Rédigé par:Matéo | le lundi 25 septembre 2006 à 19h55
La 6ème commune où Le Pen est arrivé en tête au premier tour est Sevran.
La Seine Saint Denis a vu Jospin faire premier sur le département avec 70 757 voix contre 70 326 pour Le Pen. Soit respectivement 17.7 et 17.6 %.
Edifiant, non toujours pas ??
Rédigé par:matéo | le lundi 25 septembre 2006 à 21h05
@ Matéo
Que voulez vous dire mateo ? qu'il y a plus de délinquance qu'il y a 10ans ?
Mais que fait donc la police ? Elle enregistre mieux les plaintes , a appris à remplir plus de grilles dans les classeurs Excel et fait du zèle pour gagner la prime en fin de mois ? Tout cela mobilisant peut-être beaucoup de fonctionnaires qui du coup n'ont plus le temps de faire du terrain, de se montrer plus et laisser des quartiers dans toujours plus de déserrance. Les commissariats sont devenus des machines à enregistrer les plaintes, ils ont l'obligation d'enregistrer toutes les plaintes (çà n'a pas toujours été le cas) . Du coup les chiffres s'en ressentent.
Mais cela veut-il dire qu'il y a aujourd'hui plus de délinquance qu'il y a 10ans ou 20ans ? Et il y a 200ans comment était l'insécurité ? L'insécurité est-elle sortie du chapeau comme çà ? La découvre t-on comme si "à l'époque" elle n'existait pas ?
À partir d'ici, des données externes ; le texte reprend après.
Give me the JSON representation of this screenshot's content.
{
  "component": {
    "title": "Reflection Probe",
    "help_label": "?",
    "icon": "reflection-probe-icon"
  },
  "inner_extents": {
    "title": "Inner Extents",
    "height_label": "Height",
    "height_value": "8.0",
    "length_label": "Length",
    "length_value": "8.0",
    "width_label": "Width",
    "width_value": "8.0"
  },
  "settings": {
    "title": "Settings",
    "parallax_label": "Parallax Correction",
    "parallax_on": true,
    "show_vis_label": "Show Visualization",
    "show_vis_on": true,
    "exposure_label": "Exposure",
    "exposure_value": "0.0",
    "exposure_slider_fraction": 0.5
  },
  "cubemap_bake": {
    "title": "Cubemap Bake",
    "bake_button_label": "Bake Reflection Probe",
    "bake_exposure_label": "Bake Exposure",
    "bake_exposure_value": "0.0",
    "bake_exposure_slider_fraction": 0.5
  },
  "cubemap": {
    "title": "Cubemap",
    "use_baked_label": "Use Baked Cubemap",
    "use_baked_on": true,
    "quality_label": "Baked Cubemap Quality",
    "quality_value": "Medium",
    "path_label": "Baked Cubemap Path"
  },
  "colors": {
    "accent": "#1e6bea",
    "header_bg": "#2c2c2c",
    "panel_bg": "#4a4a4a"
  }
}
L'année 2000, qui affichait +5,72 % de délinquance globale, venait après 3années de baisse, en 1995,1996,1997 et deux années de stabilisation, en 1998 (+ 2,06 %) et en 1999 (+ 0,07 %). Il y a eu ensuite la mise en place de la police de proximité et la réforme des commissariats (meilleur acceuil etc ). Cette évolution a crée une dynamique qui a fait que plus les policiers et gendarmes collectent des faits qu'ils ne comptabilisaient pas auparavant, augmentant les indicateurs statistiques. Plus les chiffres augmentent, plus la polémique sur l'insécurité est alimentée.
Finalement les chiffres reflètent plus les variations de l'activité des commissariats que l'évolution de la délinquance. Au maximum ces stats ne révèlent que très partiellement la réalité de la délinquance et de son évolution au cours du temps.